На родительницу было приятно смотреть. Переселившись в отдельную квартиру в соседнем подъезде, перестав испытывать нужду в деньгах и найдя любимого человека, она расцвела. Сейчас уже было невозможно узнать в улыбчивой, ухоженной и хорошо одетой Елене Сергеевне, ещё каких-то три года назад ютящуюся в одной из московских коммуналок, измученную сожителем-дебоширом и сыном-уголовником, несчастную и забитую женщину.

— Не стой на пороге, проходи, я там тебе котлеток приготовила, картошечки поджарила, огурчиков, помидорок нарезала, — смущенно засуетилась мама.

Ароматный запах жареного мяса, доносящийся из кухни, заставил мои ноздри возбужденно затрепетать, а рот — наполниться слюной.

— Спасибо, мамуль, — улыбнулся я. — Я тебе тоже из Америки подарок привез. Сейчас разденусь, распакую вещи и подойду на кухню…

Был теплый, но уже без летней изнуряющей духоты, сентябрьский вечер. Матушка, со счастливой улыбкой сидела напротив, подложив руку под щеку и придвинув к себе пузатый розовый флакончик с «Орхидеей» от Ива Роше, со счастливой улыбкой наблюдала за мной.

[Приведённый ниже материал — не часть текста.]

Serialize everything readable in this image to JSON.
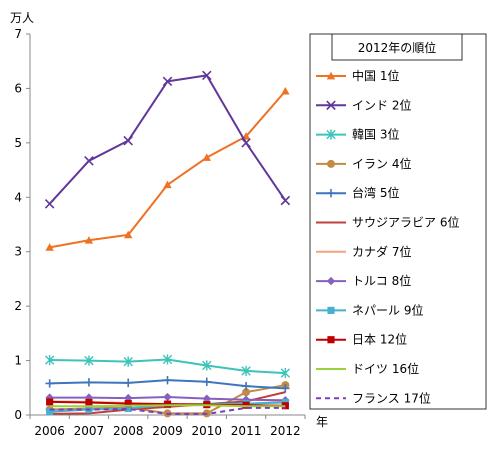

Я за обе щеки уплетал сочные, из свежего говяжьего фарша с вкраплениями сала котлетки, азартно хрустел зеленым огурчиком и порезанной соломкой, прожаренной до золотистой корочки картошкой, с наслаждением кусал брызжущие семенами и соком спелые пузатые помидоры.

Пил обжигающий горло, горячий цейлонский чай, и блаженно жмурился, закусывая рассыпчатым домашним печеньем. Отвечал на вопросы о командировке, увлеченно рассказывал об Америке и Нью-Йорке и наслаждался каждой минутой уютной домашней обстановки, общением с родным человеком и внутренним умиротворением.

Начало осени, кухня, из форточки веет освежающей прохладой, крепкий байховый чай, неповторимая атмосфера задушевной беседы с матерью — жизнь ценят именно за такие моменты. Спустя годы их вспоминают с ностальгией и благодарят бога за это беспечное, счастливое время…

* * *

На следующий день проснулся в восемь утра. В очередной раз сработал внутренний будильник, безошибочно поднимающий в нужное время. Будто таймер в мозгу, отсчитывающий часы и минуты, послал предупреждающий сигнал, и серая хмарь сна рассеялась, сменившись пробуждением.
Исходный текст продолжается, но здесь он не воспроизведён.